The breakdown is telling. xAI grabbed $430.1 million worth of Tesla's Megapack energy storage systems as they've been aggressively expanding data center capacity for their Grok AI operations. Meanwhile SpaceX was buying Cybertrucks — we're talking $143.3 million worth just in 2024. The SpaceX number actually got buried in Tesla's initial filing and only showed up in the amended version, which is why it caught people off guard.
What's interesting is how this ties into the bigger picture of what some are calling 'Elon Inc.' SpaceX just acquired xAI in February, basically merging aerospace, AI, and satellite infrastructure under one roof. Tesla meanwhile committed $2 billion in capital to both entities while also paying them for various services. It's this expanding web of strategic and financial integration across Elon Musk companies that's hard to ignore.
Naturally this has raised some eyebrows with shareholders. The concern isn't really about whether these deals make business sense — Megapack sales to xAI are legitimate, Cybertrucks to SpaceX help move inventory. The real question is whether Tesla's resources, talent, and tech are being channeled toward privately-held ventures that don't have the same public accountability. When one person is negotiating terms across multiple companies, there's inherent complexity around conflicts of interest.

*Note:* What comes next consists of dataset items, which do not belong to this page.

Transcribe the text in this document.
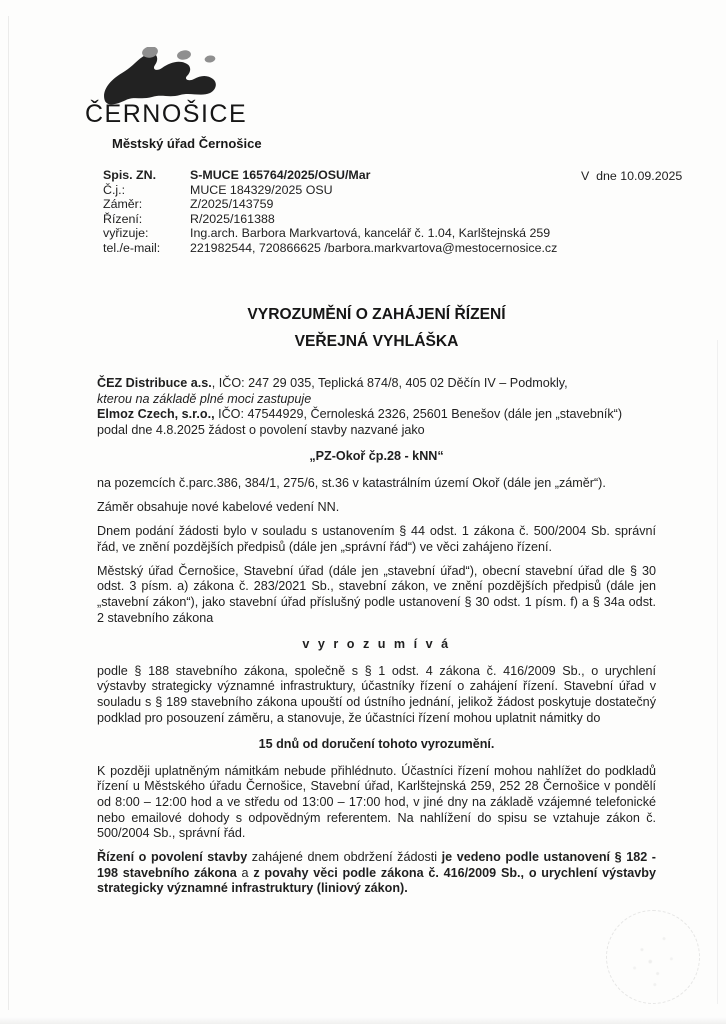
ČERNOŠICE
Městský úřad Černošice
Spis. ZN.	S-MUCE 165764/2025/OSU/Mar
Č.j.:	MUCE 184329/2025 OSU
Záměr:	Z/2025/143759
Řízení:	R/2025/161388
vyřizuje:	Ing.arch. Barbora Markvartová, kancelář č. 1.04, Karlštejnská 259
tel./e-mail: 221982544, 720866625 /barbora.markvartova@mestocernosice.cz
V  dne 10.09.2025
VYROZUMĚNÍ O ZAHÁJENÍ ŘÍZENÍ
VEŘEJNÁ VYHLÁŠKA

ČEZ Distribuce a.s., IČO: 247 29 035, Teplická 874/8, 405 02 Děčín IV – Podmokly,
kterou na základě plné moci zastupuje
Elmoz Czech, s.r.o., IČO: 47544929, Černoleská 2326, 25601 Benešov (dále jen „stavebník“)
podal dne 4.8.2025 žádost o povolení stavby nazvané jako

„PZ-Okoř čp.28 - kNN“

na pozemcích č.parc.386, 384/1, 275/6, st.36 v katastrálním území Okoř (dále jen „záměr“).

Záměr obsahuje nové kabelové vedení NN.

Dnem podání žádosti bylo v souladu s ustanovením § 44 odst. 1 zákona č. 500/2004 Sb. správní řád, ve znění pozdějších předpisů (dále jen „správní řád“) ve věci zahájeno řízení.

Městský úřad Černošice, Stavební úřad (dále jen „stavební úřad“), obecní stavební úřad dle § 30 odst. 3 písm. a) zákona č. 283/2021 Sb., stavební zákon, ve znění pozdějších předpisů (dále jen „stavební zákon“), jako stavební úřad příslušný podle ustanovení § 30 odst. 1 písm. f) a § 34a odst. 2 stavebního zákona

v y r o z u m í v á

podle § 188 stavebního zákona, společně s § 1 odst. 4 zákona č. 416/2009 Sb., o urychlení výstavby strategicky významné infrastruktury, účastníky řízení o zahájení řízení. Stavební úřad v souladu s § 189 stavebního zákona upouští od ústního jednání, jelikož žádost poskytuje dostatečný podklad pro posouzení záměru, a stanovuje, že účastníci řízení mohou uplatnit námitky do

15 dnů od doručení tohoto vyrozumění.

K později uplatněným námitkám nebude přihlédnuto. Účastníci řízení mohou nahlížet do podkladů řízení u Městského úřadu Černošice, Stavební úřad, Karlštejnská 259, 252 28 Černošice v pondělí od 8:00 – 12:00 hod a ve středu od 13:00 – 17:00 hod, v jiné dny na základě vzájemné telefonické nebo emailové dohody s odpovědným referentem. Na nahlížení do spisu se vztahuje zákon č. 500/2004 Sb., správní řád.

Řízení o povolení stavby zahájené dnem obdržení žádosti je vedeno podle ustanovení § 182 - 198 stavebního zákona a z povahy věci podle zákona č. 416/2009 Sb., o urychlení výstavby strategicky významné infrastruktury (liniový zákon).
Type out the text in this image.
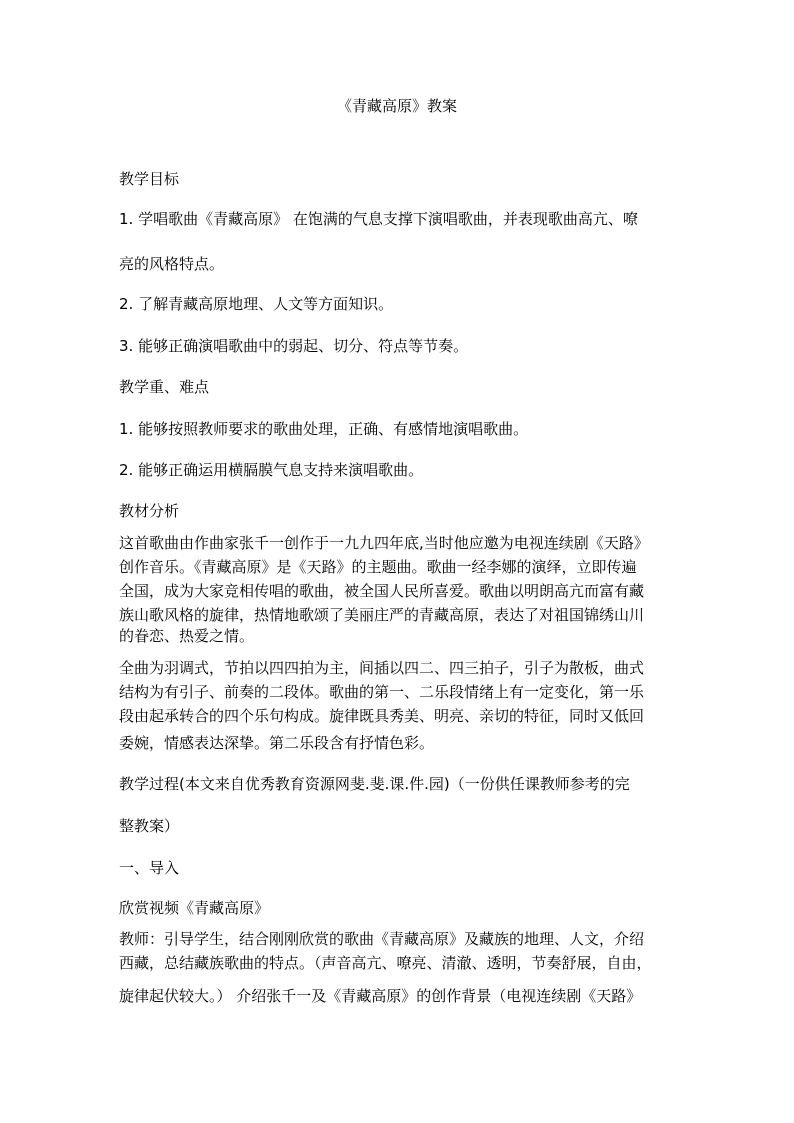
《青藏高原》教案
教学目标
1. 学唱歌曲《青藏高原》 在饱满的气息支撑下演唱歌曲，并表现歌曲高亢、嘹
亮的风格特点。
2. 了解青藏高原地理、人文等方面知识。
3. 能够正确演唱歌曲中的弱起、切分、符点等节奏。
教学重、难点
1. 能够按照教师要求的歌曲处理，正确、有感情地演唱歌曲。
2. 能够正确运用横膈膜气息支持来演唱歌曲。
教材分析
这首歌曲由作曲家张千一创作于一九九四年底,当时他应邀为电视连续剧《天路》
创作音乐。《青藏高原》是《天路》的主题曲。歌曲一经李娜的演绎，立即传遍
全国，成为大家竞相传唱的歌曲，被全国人民所喜爱。歌曲以明朗高亢而富有藏
族山歌风格的旋律，热情地歌颂了美丽庄严的青藏高原，表达了对祖国锦绣山川
的眷恋、热爱之情。
全曲为羽调式，节拍以四四拍为主，间插以四二、四三拍子，引子为散板，曲式
结构为有引子、前奏的二段体。歌曲的第一、二乐段情绪上有一定变化，第一乐
段由起承转合的四个乐句构成。旋律既具秀美、明亮、亲切的特征，同时又低回
委婉，情感表达深挚。第二乐段含有抒情色彩。
教学过程(本文来自优秀教育资源网斐.斐.课.件.园)（一份供任课教师参考的完
整教案）
一、导入
欣赏视频《青藏高原》
教师：引导学生，结合刚刚欣赏的歌曲《青藏高原》及藏族的地理、人文，介绍
西藏，总结藏族歌曲的特点。（声音高亢、嘹亮、清澈、透明，节奏舒展，自由，
旋律起伏较大。） 介绍张千一及《青藏高原》的创作背景（电视连续剧《天路》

Tesla's pushed back on this, pointing out the legitimate business rationale. And honestly, the fact that by February 2025 there was already another $78.1 million in new xAI revenue flowing through shows these aren't one-off transactions — this is an ongoing operating model. Whether you see it as efficient business architecture or something worth scrutinizing probably depends on your perspective on how Elon Musk companies should operate at scale.